Note however that restyling the book is worth the trouble only if the book is still maintained, edited and reviewed. If it is in a frozen state and only opened for display, consider saving it once for all in PDF format (but keeping the original book as .doc(x) for future possible revision).

This shows the reason why the settings were removed from the GUI (tdf#110448). There is a misconception that there is a limit of memory that LibreOffice can use, and that limit is configurable. In fact, there are several caches in LibreOffice graphic managers, and they control OLE objects and images, allowing to swap those that are unused; in some corner cases, tweaking those expert settings could make a difference - but in general, the tweaks only make things worse. And these settings never ever affect textual content, be it frames, footnotes, headers, etc. LibreOffice can easily use all available memory if it needs, there’s no limit for that.

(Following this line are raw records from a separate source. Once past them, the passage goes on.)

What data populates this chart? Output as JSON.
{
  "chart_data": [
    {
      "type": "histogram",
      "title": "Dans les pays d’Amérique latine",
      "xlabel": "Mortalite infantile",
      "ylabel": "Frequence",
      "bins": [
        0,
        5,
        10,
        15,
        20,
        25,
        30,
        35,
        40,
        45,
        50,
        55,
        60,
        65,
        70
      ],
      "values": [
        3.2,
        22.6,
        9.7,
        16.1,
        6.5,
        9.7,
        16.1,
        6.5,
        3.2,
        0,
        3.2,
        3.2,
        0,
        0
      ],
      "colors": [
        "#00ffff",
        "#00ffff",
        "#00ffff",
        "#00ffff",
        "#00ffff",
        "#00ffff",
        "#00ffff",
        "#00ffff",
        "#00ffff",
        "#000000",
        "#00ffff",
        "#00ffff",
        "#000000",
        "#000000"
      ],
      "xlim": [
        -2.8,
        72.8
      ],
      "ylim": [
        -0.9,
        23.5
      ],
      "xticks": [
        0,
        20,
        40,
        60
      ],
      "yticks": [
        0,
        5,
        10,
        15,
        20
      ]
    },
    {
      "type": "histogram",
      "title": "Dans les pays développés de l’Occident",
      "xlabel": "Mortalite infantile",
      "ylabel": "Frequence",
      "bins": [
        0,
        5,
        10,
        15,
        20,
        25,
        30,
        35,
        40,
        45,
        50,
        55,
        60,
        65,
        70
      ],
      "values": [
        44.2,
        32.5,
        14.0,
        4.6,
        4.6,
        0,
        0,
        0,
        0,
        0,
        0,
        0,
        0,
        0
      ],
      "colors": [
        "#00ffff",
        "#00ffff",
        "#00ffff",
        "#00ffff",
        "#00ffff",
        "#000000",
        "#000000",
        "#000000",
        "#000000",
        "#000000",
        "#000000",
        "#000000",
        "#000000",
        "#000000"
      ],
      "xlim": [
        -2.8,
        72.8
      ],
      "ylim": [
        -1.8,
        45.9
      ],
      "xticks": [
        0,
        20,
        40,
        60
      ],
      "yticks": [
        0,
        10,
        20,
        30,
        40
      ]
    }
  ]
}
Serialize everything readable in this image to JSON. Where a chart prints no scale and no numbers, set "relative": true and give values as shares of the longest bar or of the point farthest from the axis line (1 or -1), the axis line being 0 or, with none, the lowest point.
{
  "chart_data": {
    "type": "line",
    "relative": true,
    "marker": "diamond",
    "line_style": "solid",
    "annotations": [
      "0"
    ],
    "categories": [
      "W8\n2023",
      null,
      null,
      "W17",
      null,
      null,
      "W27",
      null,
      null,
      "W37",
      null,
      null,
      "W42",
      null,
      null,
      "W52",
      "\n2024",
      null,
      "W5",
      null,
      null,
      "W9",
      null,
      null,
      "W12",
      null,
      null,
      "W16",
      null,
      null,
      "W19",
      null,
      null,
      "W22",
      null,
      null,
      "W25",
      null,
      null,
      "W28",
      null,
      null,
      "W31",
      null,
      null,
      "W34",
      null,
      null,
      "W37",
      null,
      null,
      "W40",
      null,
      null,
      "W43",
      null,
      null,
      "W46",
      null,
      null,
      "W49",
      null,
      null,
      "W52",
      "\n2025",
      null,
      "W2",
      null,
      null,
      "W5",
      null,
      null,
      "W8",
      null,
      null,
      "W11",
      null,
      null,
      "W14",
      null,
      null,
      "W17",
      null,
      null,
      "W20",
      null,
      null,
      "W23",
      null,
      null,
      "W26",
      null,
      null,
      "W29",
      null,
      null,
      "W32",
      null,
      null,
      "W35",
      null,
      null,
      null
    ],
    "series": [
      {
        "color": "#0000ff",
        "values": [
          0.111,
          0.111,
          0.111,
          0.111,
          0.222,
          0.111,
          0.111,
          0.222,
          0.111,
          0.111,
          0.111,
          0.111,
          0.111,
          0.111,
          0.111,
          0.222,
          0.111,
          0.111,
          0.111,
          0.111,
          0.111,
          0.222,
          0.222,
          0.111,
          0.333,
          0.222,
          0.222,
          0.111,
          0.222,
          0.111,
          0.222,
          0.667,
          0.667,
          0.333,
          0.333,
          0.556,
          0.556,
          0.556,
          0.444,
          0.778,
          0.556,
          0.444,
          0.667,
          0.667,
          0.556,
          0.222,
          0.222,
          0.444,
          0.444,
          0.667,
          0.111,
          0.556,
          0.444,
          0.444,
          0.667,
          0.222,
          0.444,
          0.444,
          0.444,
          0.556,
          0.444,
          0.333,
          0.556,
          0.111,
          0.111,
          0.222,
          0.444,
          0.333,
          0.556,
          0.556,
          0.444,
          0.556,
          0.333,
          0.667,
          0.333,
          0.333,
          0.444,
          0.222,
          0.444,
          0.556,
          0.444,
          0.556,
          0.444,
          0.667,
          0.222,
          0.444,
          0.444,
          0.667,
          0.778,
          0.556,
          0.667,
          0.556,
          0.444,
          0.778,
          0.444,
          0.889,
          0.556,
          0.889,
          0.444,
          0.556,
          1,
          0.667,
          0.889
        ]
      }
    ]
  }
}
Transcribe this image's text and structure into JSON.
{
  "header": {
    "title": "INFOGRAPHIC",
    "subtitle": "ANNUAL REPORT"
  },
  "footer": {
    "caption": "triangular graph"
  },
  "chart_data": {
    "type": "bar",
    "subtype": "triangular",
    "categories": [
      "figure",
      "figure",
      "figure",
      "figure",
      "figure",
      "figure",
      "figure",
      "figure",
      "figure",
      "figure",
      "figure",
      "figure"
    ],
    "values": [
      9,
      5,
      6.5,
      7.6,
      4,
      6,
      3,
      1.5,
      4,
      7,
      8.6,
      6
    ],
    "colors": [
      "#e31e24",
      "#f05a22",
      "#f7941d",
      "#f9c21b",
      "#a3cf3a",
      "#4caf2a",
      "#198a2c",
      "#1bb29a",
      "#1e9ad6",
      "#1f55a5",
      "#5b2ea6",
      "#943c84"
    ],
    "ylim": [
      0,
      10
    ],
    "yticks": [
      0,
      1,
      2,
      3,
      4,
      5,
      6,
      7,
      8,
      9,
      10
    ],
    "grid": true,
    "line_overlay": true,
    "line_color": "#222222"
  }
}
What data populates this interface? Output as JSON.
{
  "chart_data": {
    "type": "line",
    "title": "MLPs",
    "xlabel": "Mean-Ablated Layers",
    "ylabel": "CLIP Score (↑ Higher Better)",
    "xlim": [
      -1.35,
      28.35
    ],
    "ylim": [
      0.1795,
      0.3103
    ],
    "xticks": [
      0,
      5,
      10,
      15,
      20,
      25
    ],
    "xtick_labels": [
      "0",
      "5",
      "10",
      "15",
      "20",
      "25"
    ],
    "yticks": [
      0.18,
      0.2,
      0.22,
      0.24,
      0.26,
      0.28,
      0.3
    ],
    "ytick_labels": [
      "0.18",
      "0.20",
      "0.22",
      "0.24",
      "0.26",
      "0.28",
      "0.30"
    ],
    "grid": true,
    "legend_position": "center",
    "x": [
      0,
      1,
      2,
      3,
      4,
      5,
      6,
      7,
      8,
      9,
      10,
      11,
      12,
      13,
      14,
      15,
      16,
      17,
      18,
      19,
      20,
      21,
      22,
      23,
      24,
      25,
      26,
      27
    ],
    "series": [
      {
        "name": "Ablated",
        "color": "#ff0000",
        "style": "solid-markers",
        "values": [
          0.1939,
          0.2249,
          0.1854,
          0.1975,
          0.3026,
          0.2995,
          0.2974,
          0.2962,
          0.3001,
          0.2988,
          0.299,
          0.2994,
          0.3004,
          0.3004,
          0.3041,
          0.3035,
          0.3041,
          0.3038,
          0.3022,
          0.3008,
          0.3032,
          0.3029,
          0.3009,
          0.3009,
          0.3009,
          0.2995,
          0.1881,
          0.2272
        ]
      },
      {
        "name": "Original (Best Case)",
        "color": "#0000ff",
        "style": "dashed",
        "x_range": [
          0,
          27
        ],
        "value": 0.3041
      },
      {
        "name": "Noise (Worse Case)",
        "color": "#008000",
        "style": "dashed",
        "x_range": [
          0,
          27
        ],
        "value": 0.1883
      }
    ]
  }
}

The performance problems that you see need investigation (thus, bug reports with samples); we have people who like to crack bugs marked perf. Even cases where tweaking caches helps are, in fact, bugs - which, if filed properly (with samples), could likely enable us to find ways to improve cache management.

1 Like

This will very likely be unimportant, but just in case: do you use tables or frames for layout or formatting? Because that’s a perfect recepy to slow down LibreOffice so just to make sure that this isn’t causing it, I wanted to point that out. What I mean by that is: if you cultivated a habit of putting all your text into a table (can flow over pages just like normal text) this will slow down the document, in my experience.